Few of the immigrants in Calais make asylum claims in France, so they have no official right to stay and, therefore, no right to welfare payments. But none, or almost none, has identity papers, making it difficult for the authorities to expel the migrants to their country of origin. In Calais, Boulogne and Dunkirk, the police hardly ever bother. “Sometimes they pick on someone and send them back,” said Emmanuelle Osmont, a lawyer in Boulogne, “but it is rare and entirely arbitrary.”
As a result, a majority end up getting across the Channel sooner or later, according to Michel Derr, the head of the Sangatte Red Cross centre. Only a tiny minority make a formal request to stay in France. Yet, despite the difficulties and the dissuasive measures introduced by the British government, more and more are willing to try to reach England.
“At the beginning of the year, we had 400 or 500 people at the centre every day. Now we have 850,” said Derr. “This sort of movement is extremely difficult to stop. Totalitarian regimes may be able to block the immigration flow, but democracies cannot.”
From Sangatte, the tough, the rich or the lucky quickly make it to Britain. But Falakaddin is not among them. “All I want to do is continue my studies in agricultural economics,” he said. “I cannot do that in Iran. I need to go to an English university, but I couldn’t afford to pay the fees they charge overseas students, so I thought I’d do it this way. But I’m not brave like some of the people here. I do not want to risk my life by getting on to the undercarriage of a lorry, and I have no more money for the smugglers.”
The month-long journey by lorry from Shiraz cost him $6,000, eating up all of his own and most of his parents’ savings. When he arrived in Calais, he had $1,000 left. “I paid it to a smuggler, but the man disappeared and now I have nothing,” he said.
It is 1.30am and Mustafa and his wife, Ariwan, their six-year-old daughter Lana between them, are at the ferry port. They had been there the previous night as well, but there had been no sign of the smuggler whom they had paid $3,000 to get them across the Channel. Mustafa and his family paid $18,000 to travel in the back of a lorry from Erbil, in Iraqi Kurdistan.
In theory, Mustafa could stay in France and request refugee status. Claimants are housed, given an initial welfare payment of F2,000, and then receive F1,700 a month while their demand is reviewed. Although he says he has not been persecuted by the Iraqi authorities, and would therefore be unlikely to succeed in his asylum claim, the process takes several months, giving Mustafa time to settle and perhaps find a job on the black market.

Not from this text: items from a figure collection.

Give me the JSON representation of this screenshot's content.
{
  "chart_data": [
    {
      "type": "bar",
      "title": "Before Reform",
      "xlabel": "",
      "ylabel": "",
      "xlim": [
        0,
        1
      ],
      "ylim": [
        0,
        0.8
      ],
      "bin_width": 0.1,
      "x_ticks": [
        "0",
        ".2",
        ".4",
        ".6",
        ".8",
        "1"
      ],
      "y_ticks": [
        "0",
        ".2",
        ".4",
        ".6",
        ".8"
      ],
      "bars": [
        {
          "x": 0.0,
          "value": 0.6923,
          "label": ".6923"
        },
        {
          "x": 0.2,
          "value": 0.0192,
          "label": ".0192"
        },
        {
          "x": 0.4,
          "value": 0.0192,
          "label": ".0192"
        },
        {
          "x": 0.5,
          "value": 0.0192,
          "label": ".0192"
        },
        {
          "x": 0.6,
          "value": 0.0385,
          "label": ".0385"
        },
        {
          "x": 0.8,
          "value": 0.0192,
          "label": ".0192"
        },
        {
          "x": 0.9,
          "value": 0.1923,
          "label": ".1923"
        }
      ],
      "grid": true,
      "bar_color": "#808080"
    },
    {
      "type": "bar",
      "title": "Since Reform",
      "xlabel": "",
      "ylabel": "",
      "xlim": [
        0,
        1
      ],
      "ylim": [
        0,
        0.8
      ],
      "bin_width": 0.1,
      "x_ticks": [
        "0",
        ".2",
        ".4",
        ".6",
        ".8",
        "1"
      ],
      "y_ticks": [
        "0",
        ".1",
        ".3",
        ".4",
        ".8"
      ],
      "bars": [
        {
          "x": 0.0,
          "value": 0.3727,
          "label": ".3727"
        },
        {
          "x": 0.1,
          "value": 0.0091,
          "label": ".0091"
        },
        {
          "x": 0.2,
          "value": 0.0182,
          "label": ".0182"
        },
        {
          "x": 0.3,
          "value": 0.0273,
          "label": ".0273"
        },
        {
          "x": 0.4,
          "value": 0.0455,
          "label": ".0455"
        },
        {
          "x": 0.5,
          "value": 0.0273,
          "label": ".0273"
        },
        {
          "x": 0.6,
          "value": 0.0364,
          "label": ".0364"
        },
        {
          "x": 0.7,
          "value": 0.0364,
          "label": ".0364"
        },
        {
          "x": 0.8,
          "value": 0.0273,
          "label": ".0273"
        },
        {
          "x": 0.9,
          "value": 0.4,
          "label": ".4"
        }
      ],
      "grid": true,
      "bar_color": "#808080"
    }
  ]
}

In Britain, where income support for asylum-seekers is fixed at £36.54 a week per person aged 25 and over – all but £10 of it in vouchers – the family would be no better off. Yet, along with the 400 or so immigrants from the developing world who arrive in Calais every week, Mustafa is determined to get across the Channel.
“English is the international language and England is the gateway to the world,” he said. “It is there that we must get to.”
Such sentiments are widespread among those at Sangatte. “It is what I call the CNN effect,” said Derr. “In the third world, anglophone countries are glorified by satellite television and lumped to-gether as a kind of golden dream. People think that, by getting to England, they are a step away from Canada, the US and Australia.”
In the four weeks that he has been at Sangatte, Jafer Mohamadi, 58, has come across many people who think just this. A psychologist with a successful practice in Tehran, he wants to join his wife, who was given a British visa for a heart operation in London next month.
“I never thought I would find myself in a situation like this,” he said, looking at the campbeds lined up in the Portakabin that serves as a dormitory. “But professionally, it is interesting.
“A lot of people here have psychological problems. They cannot understand why Britain doesn’t want them. They go round and round, from the port to the centre, and back to the port, until they crack up.”